Canada is already planning to take the issue to the World Trade
Organization, and to mount a challenge under NAFTA. Meanwhile,
Prime Minister Chretien has publicly dismissed any kind of
tit-for-tat retaliatory action against the USA, despite a poll
by the Globe and Mail (Canada's national newspaper) that found a
majority of Canadians in favor of some kind of retaliation
against the US over the tariffs. However, the
Official Opposition is suggesting that the Canadian government
tie the lumber issue to the Alaska oil pipeline that will have
to run through Canada from the Alaskan Arctic Wildlife Refuge to
the US. It is even being suggested that Canada use
its role as a partner in the continuing War on Terrorism to
leverage its position. At a time when Bush is looking
at taking out Saddam Hussein, and is seeking continued support
and commitment from his allies while sweating a shortage of
troops on the home-front, he couldn't have picked a worse time
for a fight with his closest friend and neighbor. I
would hate to see him give Canadians any reason not to lend the
USA their full support in any current or future war efforts.

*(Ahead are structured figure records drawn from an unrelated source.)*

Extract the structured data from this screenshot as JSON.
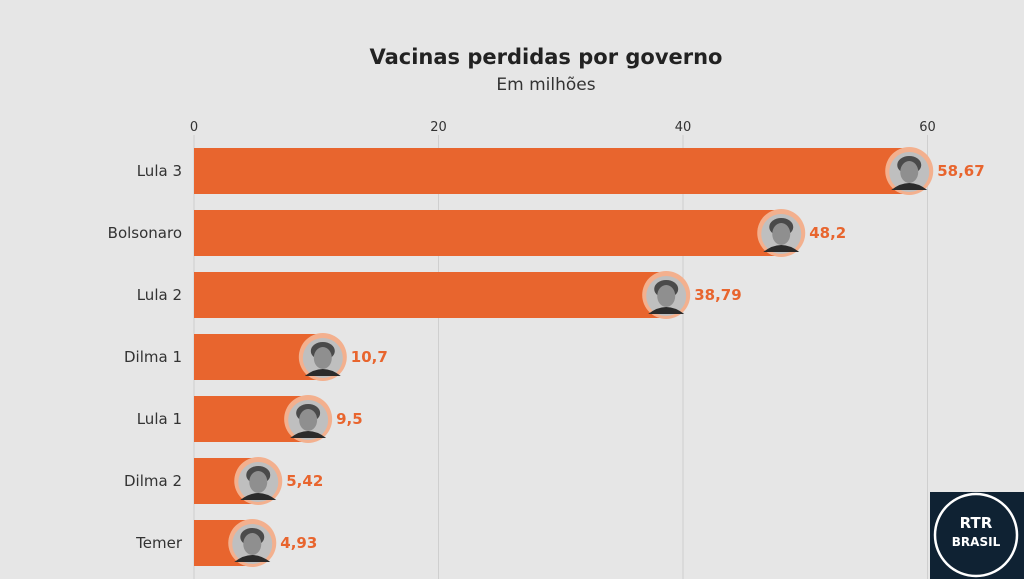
{
  "chart_data": {
    "type": "bar",
    "orientation": "horizontal",
    "title": "Vacinas perdidas por governo",
    "subtitle": "Em milhões",
    "categories": [
      "Lula 3",
      "Bolsonaro",
      "Lula 2",
      "Dilma 1",
      "Lula 1",
      "Dilma 2",
      "Temer"
    ],
    "values": [
      58.67,
      48.2,
      38.79,
      10.7,
      9.5,
      5.42,
      4.93
    ],
    "value_labels": [
      "58,67",
      "48,2",
      "38,79",
      "10,7",
      "9,5",
      "5,42",
      "4,93"
    ],
    "xticks": [
      "0",
      "20",
      "40",
      "60"
    ],
    "xtick_values": [
      0,
      20,
      40,
      60
    ],
    "xlim": [
      0,
      65
    ],
    "axis_position": "top",
    "grid": true,
    "bar_color": "#e8652e",
    "label_color": "#e8652e",
    "marker_icon": "portrait-photo"
  },
  "logo": {
    "line1": "RTR",
    "line2": "BRASIL",
    "icon": "rtr-brasil-logo"
  },
  "colors": {
    "background": "#e6e6e6",
    "bar": "#e8652e",
    "portrait_ring": "#f3b08e",
    "logo_bg": "#0f2233"
  }
}
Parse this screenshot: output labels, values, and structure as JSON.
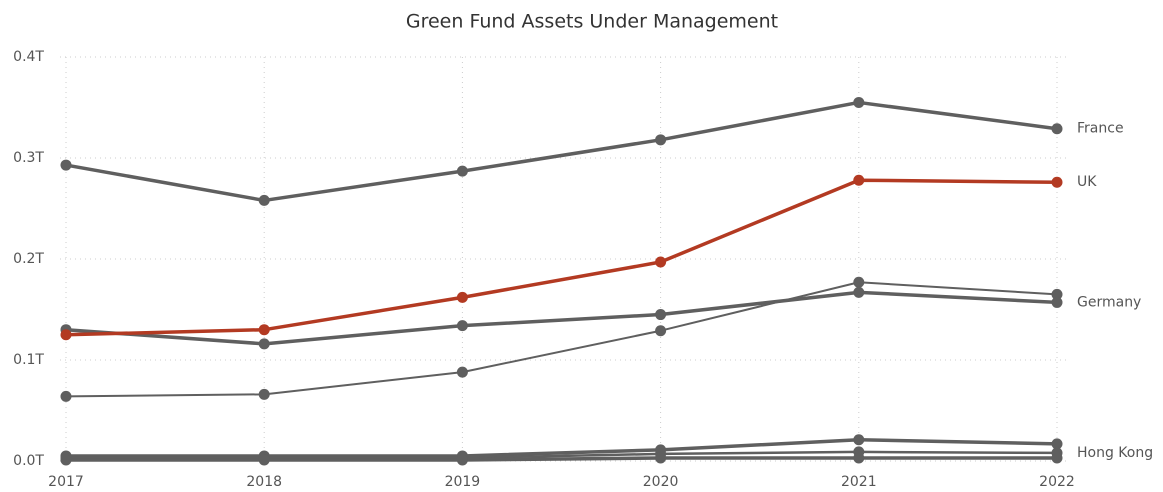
{
  "chart_data": {
    "type": "line",
    "title": "Green Fund Assets Under Management",
    "categories": [
      "2017",
      "2018",
      "2019",
      "2020",
      "2021",
      "2022"
    ],
    "ylim": [
      0,
      0.4
    ],
    "yticks": [
      {
        "value": 0,
        "label": "0.0T"
      },
      {
        "value": 0.1,
        "label": "0.1T"
      },
      {
        "value": 0.2,
        "label": "0.2T"
      },
      {
        "value": 0.3,
        "label": "0.3T"
      },
      {
        "value": 0.4,
        "label": "0.4T"
      }
    ],
    "grid": true,
    "series": [
      {
        "name": "France",
        "color": "#5f5f5f",
        "line_width": 3.5,
        "values": [
          0.293,
          0.258,
          0.287,
          0.318,
          0.355,
          0.329
        ]
      },
      {
        "color": "#5f5f5f",
        "line_width": 2,
        "values": [
          0.064,
          0.066,
          0.088,
          0.129,
          0.177,
          0.165
        ]
      },
      {
        "name": "Germany",
        "color": "#5f5f5f",
        "line_width": 3.5,
        "values": [
          0.13,
          0.116,
          0.134,
          0.145,
          0.167,
          0.157
        ]
      },
      {
        "color": "#5f5f5f",
        "line_width": 3.5,
        "values": [
          0.005,
          0.005,
          0.005,
          0.011,
          0.021,
          0.017
        ]
      },
      {
        "name": "Hong Kong",
        "color": "#5f5f5f",
        "line_width": 2.5,
        "values": [
          0.003,
          0.003,
          0.003,
          0.007,
          0.009,
          0.008
        ]
      },
      {
        "color": "#5f5f5f",
        "line_width": 3.5,
        "values": [
          0.001,
          0.001,
          0.001,
          0.003,
          0.003,
          0.003
        ]
      },
      {
        "name": "UK",
        "color": "#b33a22",
        "line_width": 3.5,
        "values": [
          0.125,
          0.13,
          0.162,
          0.197,
          0.278,
          0.276
        ]
      }
    ]
  }
}
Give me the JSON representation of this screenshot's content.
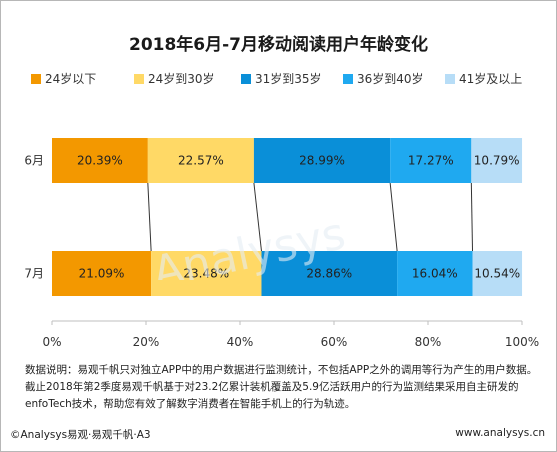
{
  "chart_data": {
    "type": "bar",
    "orientation": "horizontal",
    "stacked": true,
    "title": "2018年6月-7月移动阅读用户年龄变化",
    "categories": [
      "6月",
      "7月"
    ],
    "series": [
      {
        "name": "24岁以下",
        "color": "#f39800",
        "values": [
          20.39,
          21.09
        ],
        "labels": [
          "20.39%",
          "21.09%"
        ]
      },
      {
        "name": "24岁到30岁",
        "color": "#ffd966",
        "values": [
          22.57,
          23.48
        ],
        "labels": [
          "22.57%",
          "23.48%"
        ]
      },
      {
        "name": "31岁到35岁",
        "color": "#0a8fd8",
        "values": [
          28.99,
          28.86
        ],
        "labels": [
          "28.99%",
          "28.86%"
        ]
      },
      {
        "name": "36岁到40岁",
        "color": "#1fa9f0",
        "values": [
          17.27,
          16.04
        ],
        "labels": [
          "17.27%",
          "16.04%"
        ]
      },
      {
        "name": "41岁及以上",
        "color": "#b7ddf7",
        "values": [
          10.79,
          10.54
        ],
        "labels": [
          "10.79%",
          "10.54%"
        ]
      }
    ],
    "xlim": [
      0,
      100
    ],
    "xticks": [
      0,
      20,
      40,
      60,
      80,
      100
    ],
    "xtick_labels": [
      "0%",
      "20%",
      "40%",
      "60%",
      "80%",
      "100%"
    ],
    "legend_position": "top",
    "grid": false
  },
  "note": {
    "line1": "数据说明：易观千帆只对独立APP中的用户数据进行监测统计，不包括APP之外的调用等行为产生的用户数据。",
    "line2": "截止2018年第2季度易观千帆基于对23.2亿累计装机覆盖及5.9亿活跃用户的行为监测结果采用自主研发的",
    "line3": "enfoTech技术，帮助您有效了解数字消费者在智能手机上的行为轨迹。"
  },
  "footer": {
    "source": "©Analysys易观·易观千帆·A3",
    "website": "www.analysys.cn"
  }
}
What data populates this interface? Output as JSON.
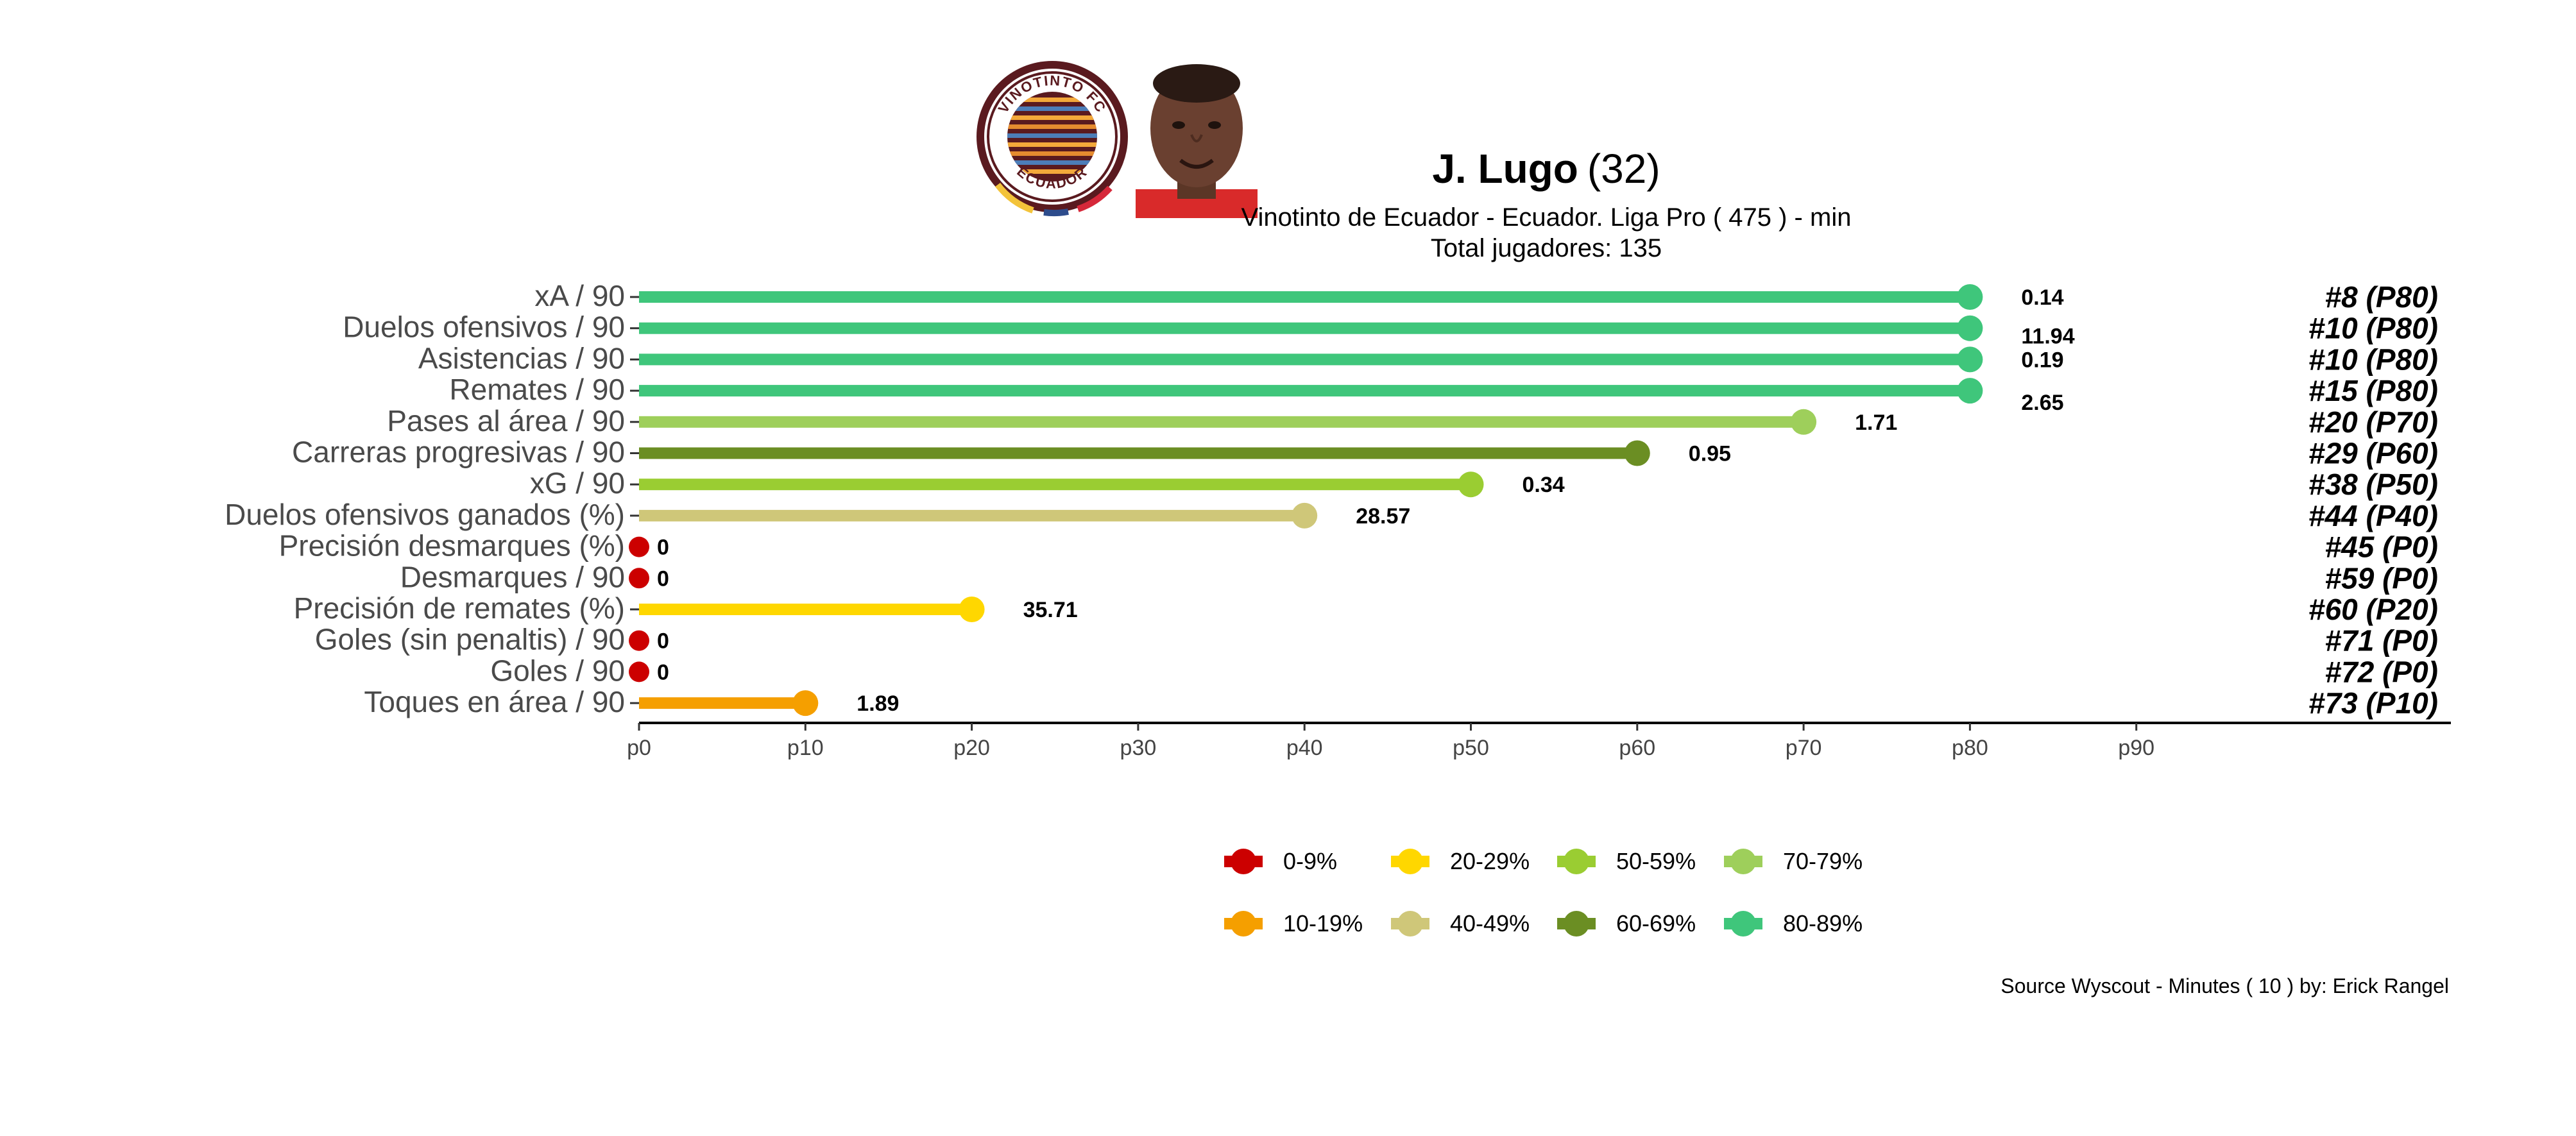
{
  "header": {
    "player_name": "J. Lugo",
    "player_age": "(32)",
    "subtitle": "Vinotinto de Ecuador  -  Ecuador. Liga Pro  ( 475 ) - min",
    "total_players": "Total jugadores:  135",
    "logo_top_text": "VINOTINTO FC",
    "logo_bottom_text": "ECUADOR"
  },
  "footer": {
    "source": "Source Wyscout - Minutes ( 10 ) by: Erick Rangel"
  },
  "colors": {
    "p0": "#cc0000",
    "p10": "#f59f00",
    "p20": "#ffd700",
    "p40": "#cfc779",
    "p50": "#9acd32",
    "p60": "#6b8e23",
    "p70": "#9ecf5b",
    "p80": "#3fc67b",
    "axis": "#000000",
    "tick_text": "#444444",
    "label_text": "#4a4a4a",
    "logo_maroon": "#5a1a1f"
  },
  "chart_data": {
    "type": "lollipop",
    "x_axis": {
      "ticks": [
        "p0",
        "p10",
        "p20",
        "p30",
        "p40",
        "p50",
        "p60",
        "p70",
        "p80",
        "p90"
      ],
      "range": [
        0,
        90
      ]
    },
    "metrics": [
      {
        "label": "xA / 90",
        "percentile": 80,
        "value": "0.14",
        "rank": "#8 (P80)",
        "color_key": "p80"
      },
      {
        "label": "Duelos ofensivos / 90",
        "percentile": 80,
        "value": "11.94",
        "rank": "#10 (P80)",
        "color_key": "p80"
      },
      {
        "label": "Asistencias / 90",
        "percentile": 80,
        "value": "0.19",
        "rank": "#10 (P80)",
        "color_key": "p80"
      },
      {
        "label": "Remates / 90",
        "percentile": 80,
        "value": "2.65",
        "rank": "#15 (P80)",
        "color_key": "p80"
      },
      {
        "label": "Pases al área / 90",
        "percentile": 70,
        "value": "1.71",
        "rank": "#20 (P70)",
        "color_key": "p70"
      },
      {
        "label": "Carreras progresivas / 90",
        "percentile": 60,
        "value": "0.95",
        "rank": "#29 (P60)",
        "color_key": "p60"
      },
      {
        "label": "xG / 90",
        "percentile": 50,
        "value": "0.34",
        "rank": "#38 (P50)",
        "color_key": "p50"
      },
      {
        "label": "Duelos ofensivos ganados (%)",
        "percentile": 40,
        "value": "28.57",
        "rank": "#44 (P40)",
        "color_key": "p40"
      },
      {
        "label": "Precisión desmarques (%)",
        "percentile": 0,
        "value": "0",
        "rank": "#45 (P0)",
        "color_key": "p0"
      },
      {
        "label": "Desmarques / 90",
        "percentile": 0,
        "value": "0",
        "rank": "#59 (P0)",
        "color_key": "p0"
      },
      {
        "label": "Precisión de remates (%)",
        "percentile": 20,
        "value": "35.71",
        "rank": "#60 (P20)",
        "color_key": "p20"
      },
      {
        "label": "Goles (sin penaltis) / 90",
        "percentile": 0,
        "value": "0",
        "rank": "#71 (P0)",
        "color_key": "p0"
      },
      {
        "label": "Goles / 90",
        "percentile": 0,
        "value": "0",
        "rank": "#72 (P0)",
        "color_key": "p0"
      },
      {
        "label": "Toques en área / 90",
        "percentile": 10,
        "value": "1.89",
        "rank": "#73 (P10)",
        "color_key": "p10"
      }
    ],
    "legend": [
      {
        "label": "0-9%",
        "color_key": "p0"
      },
      {
        "label": "20-29%",
        "color_key": "p20"
      },
      {
        "label": "50-59%",
        "color_key": "p50"
      },
      {
        "label": "70-79%",
        "color_key": "p70"
      },
      {
        "label": "10-19%",
        "color_key": "p10"
      },
      {
        "label": "40-49%",
        "color_key": "p40"
      },
      {
        "label": "60-69%",
        "color_key": "p60"
      },
      {
        "label": "80-89%",
        "color_key": "p80"
      }
    ]
  }
}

Now is the time for Bush to walk the walk--to step up and
confront the US lumber producers and the Commerce Department,
and prove himself to be the staunch defender of free trade that
he claims to be. If we really are "family",
as Bush says, then he risks looking like the kind of brother who
would whip around and kick you in the unmentionables right after
you've helped him lay out a group of schoolyard bullies.